Past methods of building and deploying big data applications may have involved weeks or months of selecting and installing Hadoop distribution software and big data analytics tools. In the meantime, data scientists didn’t have access to the Hadoop clusters, or if they needed another cluster, they would have to go through the IT department. It’s a time-consuming process.
However, DevOps is the catalyst to helping data scientists do their job, according to Bob Brodie, chief technology officer of SUMO Heavy. In his experience, data scientists will ask for an instance to run queries or conduct analysis, and the DevOps and IT teams are tasked with getting it set up.
Open source tools like Chef and Puppet make it easier to provision these tools, Brodie said. In addition, AWS CloudFormation can be used to set up and define an environment in AWS using infrastructure as code. Chef, Puppet, and Ansible are all good tools for provisioning, he added.

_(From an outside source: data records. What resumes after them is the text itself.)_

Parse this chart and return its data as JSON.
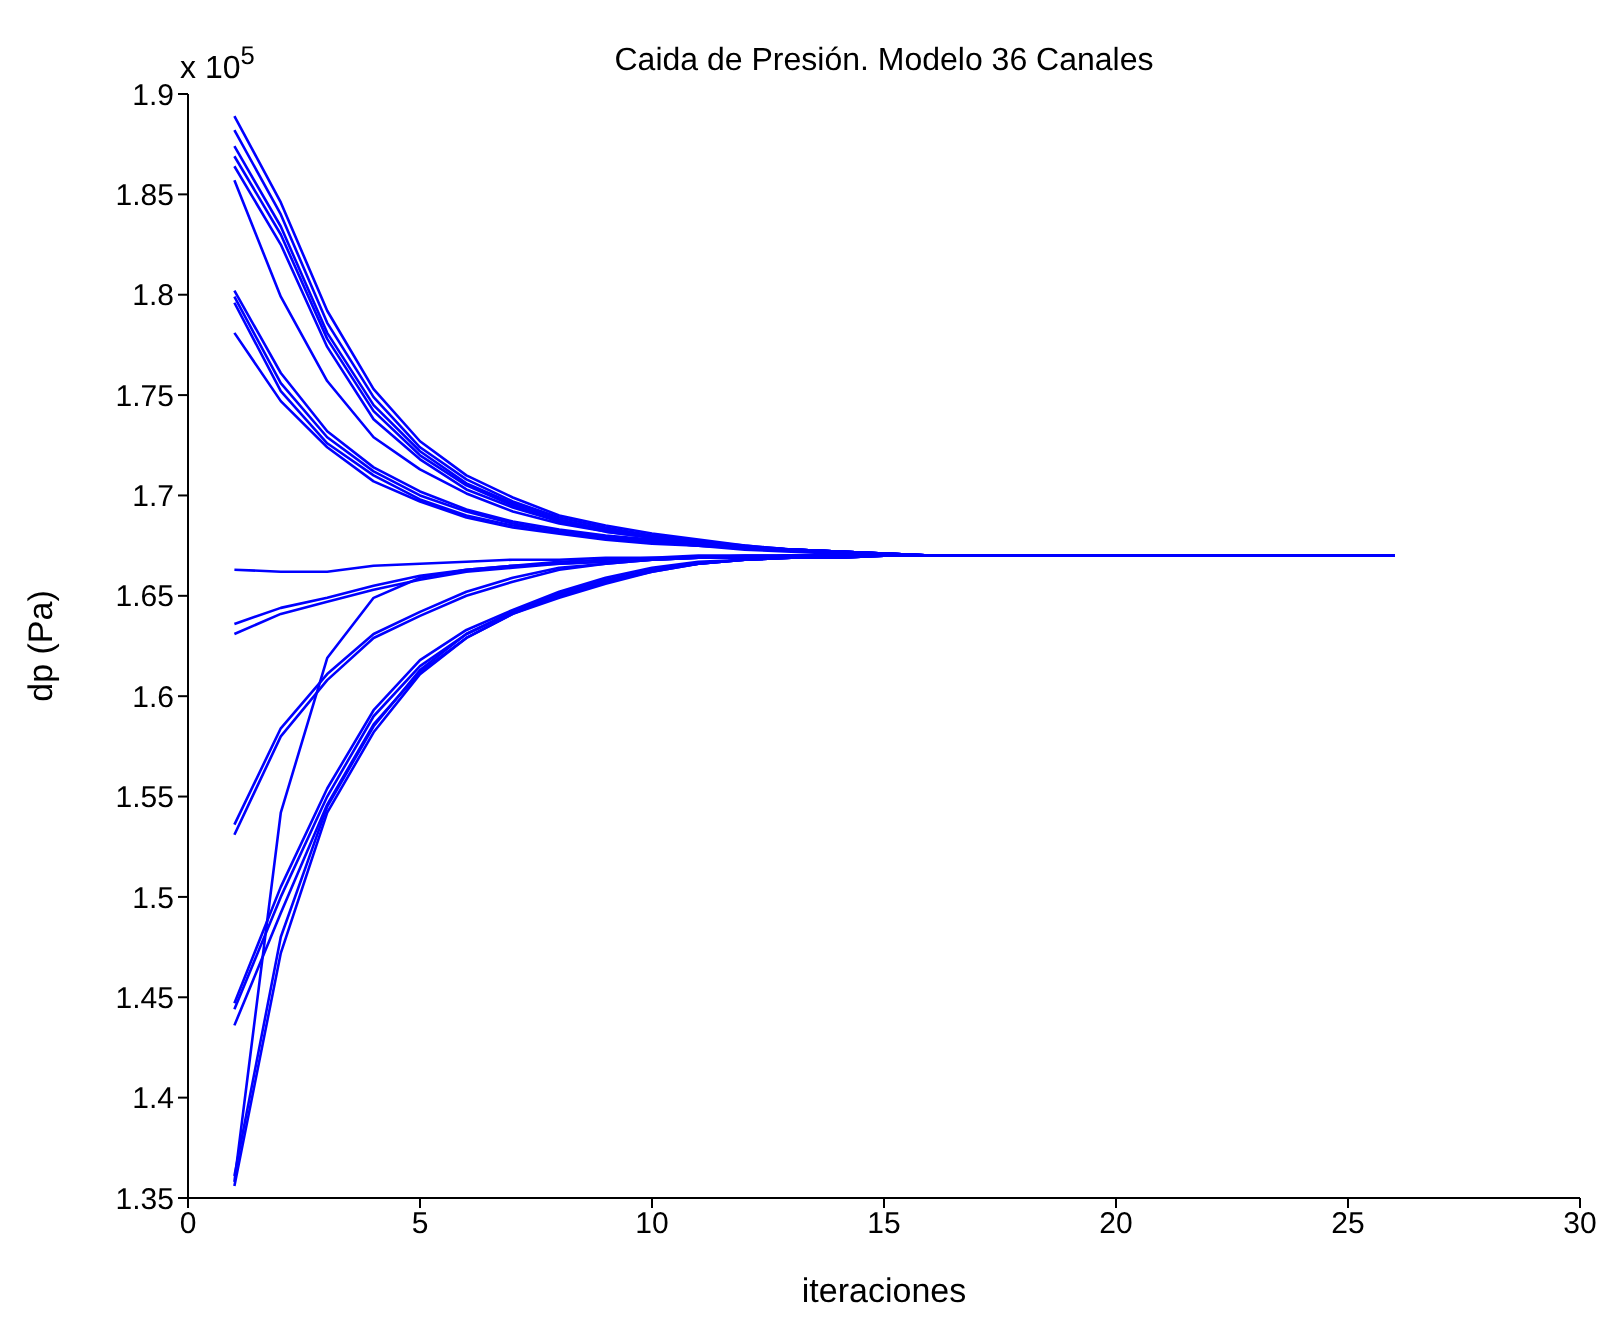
{
  "chart_data": {
    "type": "line",
    "title": "Caida de Presión. Modelo 36 Canales",
    "xlabel": "iteraciones",
    "ylabel": "dp (Pa)",
    "annotations": [
      "x 10$^{5}$"
    ],
    "x": [
      1,
      2,
      3,
      4,
      5,
      6,
      7,
      8,
      9,
      10,
      11,
      12,
      13,
      14,
      15,
      16,
      17,
      18,
      19,
      20,
      21,
      22,
      23,
      24,
      25,
      26
    ],
    "xlim": [
      0,
      30
    ],
    "xticks": [
      0,
      5,
      10,
      15,
      20,
      25,
      30
    ],
    "ylim": [
      1.35,
      1.9
    ],
    "yticks": [
      1.35,
      1.4,
      1.45,
      1.5,
      1.55,
      1.6,
      1.65,
      1.7,
      1.75,
      1.8,
      1.85,
      1.9
    ],
    "grid": false,
    "legend": false,
    "marker": "none",
    "line_style": "solid",
    "series": [
      {
        "color": "#0000ff",
        "values": [
          1.889,
          1.846,
          1.792,
          1.753,
          1.727,
          1.71,
          1.699,
          1.69,
          1.685,
          1.681,
          1.678,
          1.675,
          1.673,
          1.672,
          1.671,
          1.67,
          1.67,
          1.67,
          1.67,
          1.67,
          1.67,
          1.67,
          1.67,
          1.67,
          1.67,
          1.67
        ]
      },
      {
        "color": "#0000ff",
        "values": [
          1.882,
          1.84,
          1.786,
          1.749,
          1.724,
          1.708,
          1.697,
          1.689,
          1.684,
          1.68,
          1.677,
          1.675,
          1.673,
          1.672,
          1.671,
          1.67,
          1.67,
          1.67,
          1.67,
          1.67,
          1.67,
          1.67,
          1.67,
          1.67,
          1.67,
          1.67
        ]
      },
      {
        "color": "#0000ff",
        "values": [
          1.874,
          1.834,
          1.781,
          1.745,
          1.722,
          1.706,
          1.696,
          1.688,
          1.683,
          1.679,
          1.676,
          1.674,
          1.673,
          1.672,
          1.671,
          1.67,
          1.67,
          1.67,
          1.67,
          1.67,
          1.67,
          1.67,
          1.67,
          1.67,
          1.67,
          1.67
        ]
      },
      {
        "color": "#0000ff",
        "values": [
          1.869,
          1.83,
          1.778,
          1.742,
          1.72,
          1.705,
          1.695,
          1.687,
          1.683,
          1.679,
          1.676,
          1.674,
          1.673,
          1.672,
          1.671,
          1.67,
          1.67,
          1.67,
          1.67,
          1.67,
          1.67,
          1.67,
          1.67,
          1.67,
          1.67,
          1.67
        ]
      },
      {
        "color": "#0000ff",
        "values": [
          1.864,
          1.825,
          1.774,
          1.738,
          1.718,
          1.703,
          1.694,
          1.687,
          1.682,
          1.679,
          1.676,
          1.674,
          1.673,
          1.672,
          1.671,
          1.67,
          1.67,
          1.67,
          1.67,
          1.67,
          1.67,
          1.67,
          1.67,
          1.67,
          1.67,
          1.67
        ]
      },
      {
        "color": "#0000ff",
        "values": [
          1.857,
          1.799,
          1.757,
          1.729,
          1.713,
          1.701,
          1.692,
          1.686,
          1.682,
          1.679,
          1.676,
          1.674,
          1.673,
          1.672,
          1.671,
          1.67,
          1.67,
          1.67,
          1.67,
          1.67,
          1.67,
          1.67,
          1.67,
          1.67,
          1.67,
          1.67
        ]
      },
      {
        "color": "#0000ff",
        "values": [
          1.802,
          1.761,
          1.732,
          1.714,
          1.702,
          1.693,
          1.687,
          1.683,
          1.68,
          1.678,
          1.676,
          1.674,
          1.673,
          1.672,
          1.671,
          1.67,
          1.67,
          1.67,
          1.67,
          1.67,
          1.67,
          1.67,
          1.67,
          1.67,
          1.67,
          1.67
        ]
      },
      {
        "color": "#0000ff",
        "values": [
          1.799,
          1.756,
          1.729,
          1.712,
          1.7,
          1.692,
          1.686,
          1.682,
          1.679,
          1.677,
          1.675,
          1.674,
          1.673,
          1.672,
          1.671,
          1.67,
          1.67,
          1.67,
          1.67,
          1.67,
          1.67,
          1.67,
          1.67,
          1.67,
          1.67,
          1.67
        ]
      },
      {
        "color": "#0000ff",
        "values": [
          1.796,
          1.752,
          1.726,
          1.71,
          1.698,
          1.69,
          1.685,
          1.682,
          1.679,
          1.677,
          1.675,
          1.674,
          1.673,
          1.672,
          1.671,
          1.67,
          1.67,
          1.67,
          1.67,
          1.67,
          1.67,
          1.67,
          1.67,
          1.67,
          1.67,
          1.67
        ]
      },
      {
        "color": "#0000ff",
        "values": [
          1.781,
          1.747,
          1.724,
          1.707,
          1.697,
          1.689,
          1.684,
          1.681,
          1.678,
          1.676,
          1.675,
          1.673,
          1.672,
          1.671,
          1.671,
          1.67,
          1.67,
          1.67,
          1.67,
          1.67,
          1.67,
          1.67,
          1.67,
          1.67,
          1.67,
          1.67
        ]
      },
      {
        "color": "#0000ff",
        "values": [
          1.663,
          1.662,
          1.662,
          1.665,
          1.666,
          1.667,
          1.668,
          1.668,
          1.669,
          1.669,
          1.67,
          1.67,
          1.67,
          1.67,
          1.67,
          1.67,
          1.67,
          1.67,
          1.67,
          1.67,
          1.67,
          1.67,
          1.67,
          1.67,
          1.67,
          1.67
        ]
      },
      {
        "color": "#0000ff",
        "values": [
          1.636,
          1.644,
          1.649,
          1.655,
          1.66,
          1.663,
          1.665,
          1.666,
          1.667,
          1.668,
          1.669,
          1.669,
          1.67,
          1.67,
          1.67,
          1.67,
          1.67,
          1.67,
          1.67,
          1.67,
          1.67,
          1.67,
          1.67,
          1.67,
          1.67,
          1.67
        ]
      },
      {
        "color": "#0000ff",
        "values": [
          1.631,
          1.641,
          1.647,
          1.653,
          1.658,
          1.662,
          1.664,
          1.666,
          1.667,
          1.668,
          1.669,
          1.669,
          1.67,
          1.67,
          1.67,
          1.67,
          1.67,
          1.67,
          1.67,
          1.67,
          1.67,
          1.67,
          1.67,
          1.67,
          1.67,
          1.67
        ]
      },
      {
        "color": "#0000ff",
        "values": [
          1.536,
          1.584,
          1.611,
          1.631,
          1.642,
          1.652,
          1.659,
          1.664,
          1.666,
          1.668,
          1.669,
          1.669,
          1.67,
          1.67,
          1.67,
          1.67,
          1.67,
          1.67,
          1.67,
          1.67,
          1.67,
          1.67,
          1.67,
          1.67,
          1.67,
          1.67
        ]
      },
      {
        "color": "#0000ff",
        "values": [
          1.531,
          1.58,
          1.608,
          1.629,
          1.64,
          1.65,
          1.657,
          1.663,
          1.666,
          1.668,
          1.669,
          1.669,
          1.67,
          1.67,
          1.67,
          1.67,
          1.67,
          1.67,
          1.67,
          1.67,
          1.67,
          1.67,
          1.67,
          1.67,
          1.67,
          1.67
        ]
      },
      {
        "color": "#0000ff",
        "values": [
          1.358,
          1.542,
          1.619,
          1.649,
          1.659,
          1.663,
          1.665,
          1.667,
          1.668,
          1.669,
          1.669,
          1.67,
          1.67,
          1.67,
          1.67,
          1.67,
          1.67,
          1.67,
          1.67,
          1.67,
          1.67,
          1.67,
          1.67,
          1.67,
          1.67,
          1.67
        ]
      },
      {
        "color": "#0000ff",
        "values": [
          1.447,
          1.505,
          1.554,
          1.593,
          1.618,
          1.633,
          1.643,
          1.652,
          1.659,
          1.664,
          1.667,
          1.668,
          1.669,
          1.669,
          1.67,
          1.67,
          1.67,
          1.67,
          1.67,
          1.67,
          1.67,
          1.67,
          1.67,
          1.67,
          1.67,
          1.67
        ]
      },
      {
        "color": "#0000ff",
        "values": [
          1.444,
          1.5,
          1.55,
          1.59,
          1.615,
          1.631,
          1.642,
          1.651,
          1.658,
          1.663,
          1.666,
          1.668,
          1.669,
          1.669,
          1.67,
          1.67,
          1.67,
          1.67,
          1.67,
          1.67,
          1.67,
          1.67,
          1.67,
          1.67,
          1.67,
          1.67
        ]
      },
      {
        "color": "#0000ff",
        "values": [
          1.436,
          1.492,
          1.546,
          1.586,
          1.612,
          1.629,
          1.641,
          1.65,
          1.657,
          1.663,
          1.666,
          1.668,
          1.669,
          1.669,
          1.67,
          1.67,
          1.67,
          1.67,
          1.67,
          1.67,
          1.67,
          1.67,
          1.67,
          1.67,
          1.67,
          1.67
        ]
      },
      {
        "color": "#0000ff",
        "values": [
          1.356,
          1.472,
          1.542,
          1.582,
          1.611,
          1.629,
          1.641,
          1.649,
          1.656,
          1.662,
          1.666,
          1.668,
          1.669,
          1.669,
          1.67,
          1.67,
          1.67,
          1.67,
          1.67,
          1.67,
          1.67,
          1.67,
          1.67,
          1.67,
          1.67,
          1.67
        ]
      },
      {
        "color": "#0000ff",
        "values": [
          1.361,
          1.48,
          1.545,
          1.585,
          1.613,
          1.631,
          1.642,
          1.65,
          1.657,
          1.662,
          1.666,
          1.668,
          1.669,
          1.669,
          1.67,
          1.67,
          1.67,
          1.67,
          1.67,
          1.67,
          1.67,
          1.67,
          1.67,
          1.67,
          1.67,
          1.67
        ]
      }
    ]
  }
}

Build tools are also critical to ensure that instances run correctly. Brodie cited Jenkins, CircleCI, and Travis CI as three examples. These build tools allow developers to take code out of the repository and into Mercurial, which will run commands and bring out artifacts. “So if you need to deploy an environment, you could use Chef, install MySQL on it, then use Jenkins or Circle CI to pull code in and deploy to the environment,” he said. Meanwhile, no one has to push buttons because of the automation involved.
Automation reduces time to deployment
“As part of the DevOps process, automation is key. Being able to automate everything you can is really important,” said Craig Warsaw, principal solution architect at Booz Allen. One of the main tools he uses is Jenkins, which provides the automation framework.
Unit testing is also automated, making it easier to check code before it’s deployed to end users. Among the open source testing tools Warsaw uses are Selenium WebDriver, which makes direct calls to a browser using the browser’s native support for automation, and JMeter, an Apache project that can be used for load testing to analyze and measure performance.
Digging into big data and analytics-specific tools
The open source community has also been hard at work on tools specific to analytics and big data. After the foundation is built using open source tools, big data scientists have the option of continuing to use open source to drill into data and produce reports.
DataTorrent, which was created by the team behind Apache Apex, is one such tool. It allows for real-time streaming data processing and batch processing. It’s built on Hadoop and was named as one of the seven leaders in big data streaming analytics solutions in The Forrester Wave: Big Data Streaming Analytics, Q1 2016. According to the report, DataTorrent provides a visual development tool and a library of more than 400 operators in addition to streaming analytics.
Genie is another open source big data tool, this one created by Neflix and also running on Hadoop. While Netflix created Genie for itself originally, according to the Netflix blog it was released as open source to get community feedback. In his blog, Forrester Research analyst Brian Hopkins said Genie is a critical part of the middleware Neflix has developed to create analytic workloads on demand. Netflix also released Lipstick as open source, which allows for graphical representation of Hadoop Pig jobs.
Meanwhile, LinkedIn developed Pinot, a distributed OLAP datastore with real-time scalable analytics, as well as Taiga, which relies on the Kafka messaging system and Hadoop YARN to conduct distributed stream processing. EMC and VMware spun off Pivotal GemFire, Greenplum Database, and HAWQ, part of the two large companies’ data suite that help build data-driven applications, create analytics-enabled databases, and use SQL analytics in Hadoop.
As evidenced by the plethora of open source tools released by large companies, big data and analytics aren’t limited to strictly enterprise-created tools. The open source community is a vast resource for both building environments and creating data lakes, databases, and applications, and these are just a few of the ways DevOps and data scientists can approach it.